MINNEAPOLIS _ For years we've seen this.
Literally, years.
The Wolves would start well, play hard, hold a lead and lose to a San Antonio Spurs team that has offensive execution in its blood and a winning tradition that runs deep.
Not Wednesday.
In yet another sign that the Wolves are taking steps, in front of a sellout crowd of 18,987 at Target Center, the Wolves built a lead and kept it.
Minnesota's 98-86 victory over the Spurs ended a 12-game losing streak to San Antonio. It was Minnesota's first vs. the Spurs since April of 2014.
And it came with Jimmy Butler fighting through a 2-for-13 evening.
Ignited by strong bench play that began in the second quarter, the Wolves got double-figure scoring from Karl-Anthony Towns (26 points, 16 rebounds), Jeff Teague (16 points), Andrew Wiggins and Nemanja Bjelica (11 each) and 10 from Taj Gibson while improving their record to 9-5.
After a stone-cold first quarter, the Wolves took the lead in the second quarter, took control in the second, held fast in the third and finished the game in the fourth.
The Spurs (9-6) got double-figure scoring from four of five starters, led by LaMarcus Aldridge's 15 points while playing without starters Kawhi Leonard and Tony Parker. But, remember, a similarly-short-handed Spurs team beat the Wolves in San Antonio on opening night.
Up 13 early in fourth quarter after a Towns 3-pointer, the Spurs, with Aldridge beginning to assert himself, came back.

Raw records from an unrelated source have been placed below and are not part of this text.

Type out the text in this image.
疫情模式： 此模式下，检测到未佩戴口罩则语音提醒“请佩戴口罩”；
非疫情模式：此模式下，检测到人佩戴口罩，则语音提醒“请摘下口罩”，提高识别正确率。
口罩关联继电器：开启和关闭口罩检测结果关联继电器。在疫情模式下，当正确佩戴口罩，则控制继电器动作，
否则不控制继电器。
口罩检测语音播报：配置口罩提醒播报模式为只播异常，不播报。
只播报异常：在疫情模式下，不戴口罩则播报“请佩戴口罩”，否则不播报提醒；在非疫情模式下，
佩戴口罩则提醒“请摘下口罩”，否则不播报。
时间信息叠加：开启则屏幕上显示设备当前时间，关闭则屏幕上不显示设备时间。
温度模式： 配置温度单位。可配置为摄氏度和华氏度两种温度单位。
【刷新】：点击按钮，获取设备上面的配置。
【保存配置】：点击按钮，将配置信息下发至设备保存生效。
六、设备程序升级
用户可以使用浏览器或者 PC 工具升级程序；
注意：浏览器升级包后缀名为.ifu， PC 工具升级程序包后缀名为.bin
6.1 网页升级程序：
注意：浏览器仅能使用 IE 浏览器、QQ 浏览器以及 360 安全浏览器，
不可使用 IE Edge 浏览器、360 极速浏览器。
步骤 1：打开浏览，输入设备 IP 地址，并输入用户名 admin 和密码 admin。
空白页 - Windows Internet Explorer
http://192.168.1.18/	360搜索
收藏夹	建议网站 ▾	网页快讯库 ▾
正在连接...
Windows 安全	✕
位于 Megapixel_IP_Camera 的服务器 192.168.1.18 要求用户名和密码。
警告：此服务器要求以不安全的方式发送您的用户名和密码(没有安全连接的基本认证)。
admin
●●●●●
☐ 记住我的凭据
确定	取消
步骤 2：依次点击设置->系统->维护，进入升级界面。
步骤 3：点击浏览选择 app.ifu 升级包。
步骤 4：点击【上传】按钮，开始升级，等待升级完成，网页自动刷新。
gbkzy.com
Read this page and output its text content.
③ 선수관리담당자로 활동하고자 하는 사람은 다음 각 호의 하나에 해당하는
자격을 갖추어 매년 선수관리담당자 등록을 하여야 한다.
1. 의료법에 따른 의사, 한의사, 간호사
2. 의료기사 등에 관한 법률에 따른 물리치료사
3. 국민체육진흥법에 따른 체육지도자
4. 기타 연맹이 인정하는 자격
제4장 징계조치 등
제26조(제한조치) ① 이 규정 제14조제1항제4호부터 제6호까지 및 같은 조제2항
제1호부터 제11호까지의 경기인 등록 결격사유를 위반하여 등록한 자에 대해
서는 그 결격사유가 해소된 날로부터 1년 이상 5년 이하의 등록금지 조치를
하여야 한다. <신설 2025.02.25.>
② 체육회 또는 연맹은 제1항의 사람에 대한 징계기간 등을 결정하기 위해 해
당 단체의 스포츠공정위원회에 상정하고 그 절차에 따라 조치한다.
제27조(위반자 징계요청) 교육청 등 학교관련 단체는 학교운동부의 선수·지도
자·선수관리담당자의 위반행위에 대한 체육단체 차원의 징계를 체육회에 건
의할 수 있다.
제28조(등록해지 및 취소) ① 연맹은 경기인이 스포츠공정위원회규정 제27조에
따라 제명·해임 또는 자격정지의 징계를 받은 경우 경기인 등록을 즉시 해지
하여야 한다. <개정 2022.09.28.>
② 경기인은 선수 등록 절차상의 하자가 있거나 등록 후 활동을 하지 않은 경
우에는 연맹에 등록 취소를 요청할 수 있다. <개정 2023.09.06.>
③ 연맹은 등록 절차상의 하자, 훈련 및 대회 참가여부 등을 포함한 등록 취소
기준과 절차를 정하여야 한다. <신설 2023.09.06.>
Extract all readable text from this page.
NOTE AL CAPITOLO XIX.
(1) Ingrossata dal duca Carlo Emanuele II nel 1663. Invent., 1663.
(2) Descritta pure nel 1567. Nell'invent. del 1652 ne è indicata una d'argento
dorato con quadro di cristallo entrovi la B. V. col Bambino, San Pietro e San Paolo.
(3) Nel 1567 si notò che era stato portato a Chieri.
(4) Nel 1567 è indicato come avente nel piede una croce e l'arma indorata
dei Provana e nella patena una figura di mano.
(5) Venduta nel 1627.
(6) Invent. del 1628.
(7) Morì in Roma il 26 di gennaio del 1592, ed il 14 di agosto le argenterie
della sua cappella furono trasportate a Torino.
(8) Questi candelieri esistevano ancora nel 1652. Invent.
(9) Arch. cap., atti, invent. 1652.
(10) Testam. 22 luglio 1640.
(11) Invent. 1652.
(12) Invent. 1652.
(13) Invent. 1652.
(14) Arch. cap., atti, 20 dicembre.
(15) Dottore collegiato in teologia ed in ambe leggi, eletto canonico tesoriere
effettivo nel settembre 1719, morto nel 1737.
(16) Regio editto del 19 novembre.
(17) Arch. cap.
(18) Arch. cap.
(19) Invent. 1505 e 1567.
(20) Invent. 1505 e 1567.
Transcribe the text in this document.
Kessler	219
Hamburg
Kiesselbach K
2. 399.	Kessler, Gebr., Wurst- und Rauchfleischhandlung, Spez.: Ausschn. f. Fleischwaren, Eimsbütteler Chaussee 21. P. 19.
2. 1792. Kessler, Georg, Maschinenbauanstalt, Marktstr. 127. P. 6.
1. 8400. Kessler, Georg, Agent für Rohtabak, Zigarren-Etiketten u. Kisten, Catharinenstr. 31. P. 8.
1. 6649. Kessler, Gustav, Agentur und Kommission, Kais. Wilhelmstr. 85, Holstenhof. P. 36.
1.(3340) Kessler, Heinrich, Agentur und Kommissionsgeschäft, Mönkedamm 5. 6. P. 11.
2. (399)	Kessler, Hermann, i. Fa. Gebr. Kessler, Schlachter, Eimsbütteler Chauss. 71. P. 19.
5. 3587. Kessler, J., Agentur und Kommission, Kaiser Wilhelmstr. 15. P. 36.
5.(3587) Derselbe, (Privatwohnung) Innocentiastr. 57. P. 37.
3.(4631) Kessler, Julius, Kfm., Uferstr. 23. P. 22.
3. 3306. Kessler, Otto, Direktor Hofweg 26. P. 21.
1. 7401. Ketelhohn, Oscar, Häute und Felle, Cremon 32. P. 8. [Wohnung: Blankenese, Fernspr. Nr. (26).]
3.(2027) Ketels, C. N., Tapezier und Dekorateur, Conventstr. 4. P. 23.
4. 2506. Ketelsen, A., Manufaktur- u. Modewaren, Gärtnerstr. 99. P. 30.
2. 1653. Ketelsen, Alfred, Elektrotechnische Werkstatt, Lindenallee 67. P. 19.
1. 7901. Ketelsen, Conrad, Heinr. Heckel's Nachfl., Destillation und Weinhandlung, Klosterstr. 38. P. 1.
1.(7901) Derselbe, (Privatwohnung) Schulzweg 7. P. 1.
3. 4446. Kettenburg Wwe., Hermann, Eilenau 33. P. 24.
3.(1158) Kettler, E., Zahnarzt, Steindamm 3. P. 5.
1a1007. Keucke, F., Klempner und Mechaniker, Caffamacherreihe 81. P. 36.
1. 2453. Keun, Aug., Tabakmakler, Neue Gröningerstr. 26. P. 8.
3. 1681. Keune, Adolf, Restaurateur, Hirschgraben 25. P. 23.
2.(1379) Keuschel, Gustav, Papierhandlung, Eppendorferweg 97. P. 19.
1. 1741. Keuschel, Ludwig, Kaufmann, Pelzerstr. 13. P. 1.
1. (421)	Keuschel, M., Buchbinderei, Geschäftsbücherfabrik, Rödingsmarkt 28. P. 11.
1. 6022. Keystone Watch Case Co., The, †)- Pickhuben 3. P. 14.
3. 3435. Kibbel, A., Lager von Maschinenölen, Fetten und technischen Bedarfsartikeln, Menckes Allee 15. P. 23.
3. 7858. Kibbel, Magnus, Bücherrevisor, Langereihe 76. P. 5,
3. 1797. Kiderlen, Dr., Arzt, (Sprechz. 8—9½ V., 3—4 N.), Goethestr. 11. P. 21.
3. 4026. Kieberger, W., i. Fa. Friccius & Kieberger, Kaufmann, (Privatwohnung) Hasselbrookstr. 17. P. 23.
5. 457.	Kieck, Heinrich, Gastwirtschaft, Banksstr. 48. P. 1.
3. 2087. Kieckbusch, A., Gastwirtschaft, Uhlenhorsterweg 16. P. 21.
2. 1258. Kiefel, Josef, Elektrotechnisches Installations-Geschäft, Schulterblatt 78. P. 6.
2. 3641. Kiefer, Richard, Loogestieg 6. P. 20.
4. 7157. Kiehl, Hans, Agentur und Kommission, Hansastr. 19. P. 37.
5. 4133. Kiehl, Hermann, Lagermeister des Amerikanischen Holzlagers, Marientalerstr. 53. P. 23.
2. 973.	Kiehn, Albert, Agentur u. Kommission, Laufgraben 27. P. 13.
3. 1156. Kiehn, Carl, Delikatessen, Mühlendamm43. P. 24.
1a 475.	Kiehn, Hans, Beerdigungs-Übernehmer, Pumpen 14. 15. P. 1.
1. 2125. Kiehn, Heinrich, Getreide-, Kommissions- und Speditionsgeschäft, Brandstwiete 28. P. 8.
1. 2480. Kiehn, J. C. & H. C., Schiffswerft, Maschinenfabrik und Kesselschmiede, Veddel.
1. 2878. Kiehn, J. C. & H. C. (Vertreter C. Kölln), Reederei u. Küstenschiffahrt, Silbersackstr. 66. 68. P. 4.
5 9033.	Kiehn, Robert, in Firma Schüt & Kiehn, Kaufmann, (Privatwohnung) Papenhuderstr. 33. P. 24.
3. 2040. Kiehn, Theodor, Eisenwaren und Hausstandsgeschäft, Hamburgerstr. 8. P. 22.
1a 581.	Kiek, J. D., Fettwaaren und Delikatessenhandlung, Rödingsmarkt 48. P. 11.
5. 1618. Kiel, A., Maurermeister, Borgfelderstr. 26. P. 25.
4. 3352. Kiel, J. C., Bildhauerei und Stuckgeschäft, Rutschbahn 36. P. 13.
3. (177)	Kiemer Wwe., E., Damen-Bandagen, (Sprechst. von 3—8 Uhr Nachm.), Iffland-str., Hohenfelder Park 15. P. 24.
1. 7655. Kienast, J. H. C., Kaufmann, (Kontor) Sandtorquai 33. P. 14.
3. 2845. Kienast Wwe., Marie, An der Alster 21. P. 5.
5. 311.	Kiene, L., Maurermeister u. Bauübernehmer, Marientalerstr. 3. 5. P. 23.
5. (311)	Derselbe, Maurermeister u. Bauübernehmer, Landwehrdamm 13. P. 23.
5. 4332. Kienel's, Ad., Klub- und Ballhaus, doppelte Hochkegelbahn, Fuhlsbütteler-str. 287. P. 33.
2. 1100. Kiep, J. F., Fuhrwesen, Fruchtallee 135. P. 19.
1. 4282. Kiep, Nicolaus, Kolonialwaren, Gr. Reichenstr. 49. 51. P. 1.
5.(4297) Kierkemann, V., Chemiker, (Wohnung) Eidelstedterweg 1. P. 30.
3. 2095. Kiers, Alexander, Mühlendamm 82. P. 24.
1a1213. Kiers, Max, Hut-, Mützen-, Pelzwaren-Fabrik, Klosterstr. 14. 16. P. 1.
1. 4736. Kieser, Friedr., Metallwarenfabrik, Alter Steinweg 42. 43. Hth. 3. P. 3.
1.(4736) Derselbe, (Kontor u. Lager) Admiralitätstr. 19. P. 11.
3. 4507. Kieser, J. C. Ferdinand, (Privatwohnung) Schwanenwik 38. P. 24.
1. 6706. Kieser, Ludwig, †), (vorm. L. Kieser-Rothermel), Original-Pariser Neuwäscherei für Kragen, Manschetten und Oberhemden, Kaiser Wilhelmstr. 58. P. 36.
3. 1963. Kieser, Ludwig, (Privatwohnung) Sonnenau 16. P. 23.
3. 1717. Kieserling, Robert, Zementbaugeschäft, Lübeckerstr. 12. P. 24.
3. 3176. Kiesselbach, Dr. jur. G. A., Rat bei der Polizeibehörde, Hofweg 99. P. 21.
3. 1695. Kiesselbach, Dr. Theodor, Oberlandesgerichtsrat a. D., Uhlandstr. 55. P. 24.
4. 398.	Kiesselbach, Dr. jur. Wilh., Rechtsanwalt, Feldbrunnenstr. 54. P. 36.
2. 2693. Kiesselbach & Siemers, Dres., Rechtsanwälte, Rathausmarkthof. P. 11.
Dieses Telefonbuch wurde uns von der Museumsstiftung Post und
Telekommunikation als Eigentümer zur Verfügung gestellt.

Danny Green's 3-pointer forced a Wolves timeout with 9:28 left and the lead down to seven.
Four straight free throws by Aldridge pulled the Spurs within five with 7:24 left.
But then Taj Gibson scored on a baseline move. After a Spurs turnover, Andrew Wiggins fed Teague on the break for a corner three that pushed the Wolves lead back to 10 with 5:33 left.
From there the Wolves did just what it needed to do, dominating the boards and getting stops down the stretch.
Given the fact the Wolves came out of the gate unable to shoot straight, the fact Minnesota trailed by just six points entering the second.
The Wolves led early, up 5-0 to start the game, and 9-6 on Towns' basket. But then Minnesota went cold. The Wolves made just seven of 26 shots in the first quarter (26.9 percent) while the Spurs shot 50 percent and got 15 bench points in the first, which ended with San Antonio leading 24-18 on consecutive 3-pointers by reserve guard Bryn Forbes.
The second quarter was an absolutely, completely different story.
Ice-cold in the first, the Wolves were red-hot in the second, hitting on 17 of 22 shots.
And it started with the bench.
Minnesota was down 28-18 early in the second when the Wolves reserves took over. Muhammad scored seven points in a 13-2 run that put the Wolves up 31-30 on Muhammad's corner 3-pointer, his first made 3 of the season.
That was the spark the Wolves needed, and it transitioned from the bench back to the starters; starting with Muhammad's dunk with 11:13 left in the half to Towns' dunk with 4:33 left, the wolves hit 12 straight shots for Minnesota, which ended the half on a 39-15 run to take a 57-43 lead into halftime. The Wolves _ who held the Spurs to 8-for-20 shooting in the second, got 10 second-quarter points from Towns, nine from Muhammad and seven from Teague.
Not surprisingly, the Spurs came out strong in the second quarter.
Limited by foul trouble to four first-half points, Spurs forward Aldridge started warming up, scoring six points in a 15-6 run to start the third that cut the Wolves' 14-point lead to five.
It was still at five moments later when the bench gave the Wolves another boost.
Up 67-62, Wiggins scored off a turnovers, then Bjelica scored three straight baskets _ two on the break and one on a drive _ to push the lead to 13 before San Antonio scored the final three points of the quarter.